Estive na COP (Conferência do Clima) de Paris, onde os grandes líderes globais se referiram à sustentabilidade e aos objetivos de sustentabilidade, as 17 ODS (Objetivos de Desenvolvimento Sustentável). Para alcançar esses objetivos, é fundamental a participação das empresas privadas. Os governos não são capazes de alcançar os objetivos se não tiverem a participação do setor privado. Reduzir emissões, consumo de água, tudo isso está estritamente ligado com o que faz o setor privado.
Muita gente pensa que empresas e agronegócio estão de um lado e ambientalistas de outro. Como juntar essas partes?
Os países nórdicos têm associações fortes entre o setor privado, o Estado e os setores da educação, a universidade. E trabalham de forma conjunta em busca de melhor sustentabilidade e desenvolvimento sustentável. Inclusive com as ONGs.
Que não seja ideológico?
Exatamente. Que seja associação genuína em busca de um mundo melhor para as pessoas. As coisas já melhoraram e avançaram. Porque, se pensarmos, as empresas privadas e o nosso setor (celulose), há 15 ou 20 anos, não tinham nenhuma relação com as ONGs. No caso da CMPC, conseguimos certificações em todos os nossos manejos florestais sustentáveis. E nos aproximamos de várias ONGs com as quais existia um certo grau de tensão. Hoje, temos relação bastante fluida com todas. Não sinto que tenhamos dificuldade para nos relacionarmos com organizações que são, digamos, sem fins lucrativos. Nisso, avançamos.
Para as empresas menores, é difícil abrir essa frente ou não pensar na questão ambiental apenas como marketing?
É difícil.
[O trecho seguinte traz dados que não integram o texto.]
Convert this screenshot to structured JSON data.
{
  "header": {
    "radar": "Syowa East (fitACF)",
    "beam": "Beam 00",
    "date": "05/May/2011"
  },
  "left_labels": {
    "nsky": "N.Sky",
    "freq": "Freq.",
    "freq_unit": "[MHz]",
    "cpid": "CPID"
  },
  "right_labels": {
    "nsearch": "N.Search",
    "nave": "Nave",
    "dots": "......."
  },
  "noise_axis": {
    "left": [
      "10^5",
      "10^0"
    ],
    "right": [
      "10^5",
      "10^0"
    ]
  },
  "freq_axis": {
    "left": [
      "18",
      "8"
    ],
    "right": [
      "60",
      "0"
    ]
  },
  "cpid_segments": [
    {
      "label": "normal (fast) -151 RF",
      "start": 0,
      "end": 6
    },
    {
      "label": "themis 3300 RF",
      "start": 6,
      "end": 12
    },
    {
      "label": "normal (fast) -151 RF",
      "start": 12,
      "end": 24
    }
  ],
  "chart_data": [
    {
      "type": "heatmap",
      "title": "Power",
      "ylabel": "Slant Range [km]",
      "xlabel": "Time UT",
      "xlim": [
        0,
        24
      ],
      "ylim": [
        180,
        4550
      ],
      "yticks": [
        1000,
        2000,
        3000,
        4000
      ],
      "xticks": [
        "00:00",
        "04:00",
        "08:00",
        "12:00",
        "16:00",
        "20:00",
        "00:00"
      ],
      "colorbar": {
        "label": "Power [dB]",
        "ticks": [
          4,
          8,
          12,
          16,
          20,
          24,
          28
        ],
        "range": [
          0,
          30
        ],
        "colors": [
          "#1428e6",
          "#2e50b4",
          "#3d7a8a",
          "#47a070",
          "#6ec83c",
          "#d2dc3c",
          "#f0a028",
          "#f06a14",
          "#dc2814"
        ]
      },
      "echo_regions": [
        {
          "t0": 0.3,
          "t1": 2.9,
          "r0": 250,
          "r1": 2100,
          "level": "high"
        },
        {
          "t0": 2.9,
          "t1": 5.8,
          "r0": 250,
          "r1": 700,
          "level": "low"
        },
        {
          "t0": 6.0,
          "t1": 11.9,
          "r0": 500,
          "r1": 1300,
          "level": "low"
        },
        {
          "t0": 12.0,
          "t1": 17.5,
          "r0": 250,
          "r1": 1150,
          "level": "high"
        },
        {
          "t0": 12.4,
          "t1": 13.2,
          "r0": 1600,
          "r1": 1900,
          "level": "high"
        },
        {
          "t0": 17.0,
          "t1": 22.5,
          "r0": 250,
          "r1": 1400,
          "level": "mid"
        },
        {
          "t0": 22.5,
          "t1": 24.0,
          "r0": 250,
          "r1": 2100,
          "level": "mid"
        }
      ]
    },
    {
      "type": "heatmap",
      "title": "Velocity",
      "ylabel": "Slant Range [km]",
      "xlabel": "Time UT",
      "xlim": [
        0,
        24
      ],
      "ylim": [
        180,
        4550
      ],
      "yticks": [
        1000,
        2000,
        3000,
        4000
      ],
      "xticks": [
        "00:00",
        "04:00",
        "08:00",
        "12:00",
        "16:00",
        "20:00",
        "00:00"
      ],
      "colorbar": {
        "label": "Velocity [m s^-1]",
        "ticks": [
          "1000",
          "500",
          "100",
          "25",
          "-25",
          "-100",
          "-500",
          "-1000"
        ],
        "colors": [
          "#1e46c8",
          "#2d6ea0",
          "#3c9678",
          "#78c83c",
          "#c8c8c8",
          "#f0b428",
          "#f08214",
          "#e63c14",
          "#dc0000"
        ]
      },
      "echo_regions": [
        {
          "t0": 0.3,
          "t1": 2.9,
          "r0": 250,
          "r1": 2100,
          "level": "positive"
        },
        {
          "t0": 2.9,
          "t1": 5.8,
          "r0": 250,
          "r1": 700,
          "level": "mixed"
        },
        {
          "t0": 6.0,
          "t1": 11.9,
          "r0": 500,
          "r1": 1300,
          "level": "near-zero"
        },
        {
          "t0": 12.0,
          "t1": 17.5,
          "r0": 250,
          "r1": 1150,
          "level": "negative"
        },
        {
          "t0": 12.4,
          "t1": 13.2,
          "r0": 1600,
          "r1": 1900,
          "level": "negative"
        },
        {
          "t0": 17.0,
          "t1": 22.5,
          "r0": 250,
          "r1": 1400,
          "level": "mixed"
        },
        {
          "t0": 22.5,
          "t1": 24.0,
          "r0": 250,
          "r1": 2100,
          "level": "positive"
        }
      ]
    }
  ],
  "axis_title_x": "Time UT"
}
Mas creio que é factível. É um esforço que deve ser conjunto. Acho que as empresas maiores podem colaborar com as menores que são, por exemplo, provedoras das grandes. No nosso caso, que contratam funcionários para trabalhos florestais, por exemplo. Pode-se trabalhar de forma conjunta e ajudá-las a avançar. Há uma responsabilidade por sermos maiores. Sobre ESG, utilizá-la para limpar a imagem, bom, há muito disso, eu acho que há provavelmente vários exemplos nos quais se está abusando disso. Por isso, é necessário ser muito cuidadoso. Nós, em particular, somos muito cuidadosos em relação a não abusar em nada. Estabelecemos metas muito concretas e rigorosas de redução de emissões, que têm confirmação científica, de ter zero resíduos em 2030, 25% de redução da água em 2025, aumentar a conservação em 100 mil hectares. Tudo isso está sendo rigorosamente medido.
O senhor dirige uma empresa que durante décadas foi vista como parte de um sistema que destruía o ambiente. Como equilibrar essa imagem forte e pesada e a sustentabilidade?
Trabalhamos muitos anos cuidando do ambiente e da sociedade. Primeiro no Chile, e não tínhamos nada a ver com Brasil a essa altura. Mas essa era uma empresa que, talvez, guardou silêncio por muito tempo. As empresas falavam pouco. E nos demos conta, há mais de 10 anos, que era importante começar a contar o que fazíamos. Por um lado, porque as empresas se ocupam de seu entorno e muitas vezes foram cometidos erros. Entramos em uma fase muito mais consciente a respeito de sustentabilidade a partir de sete anos atrás, em que começamos a estabelecer metas concretas. Temos certas definições muito concretas em nossos investimentos, nas formas com que avaliamos os projetos. Cada avaliação de projeto, por exemplo, não é simplesmente mais no sentido do que gera dinheiro, mas como ele impacta ambientalmente e socialmente. E isso medimos. A forma de avaliar os avanços da empresa não são apenas lucrativos, mas também sociais e ambientais.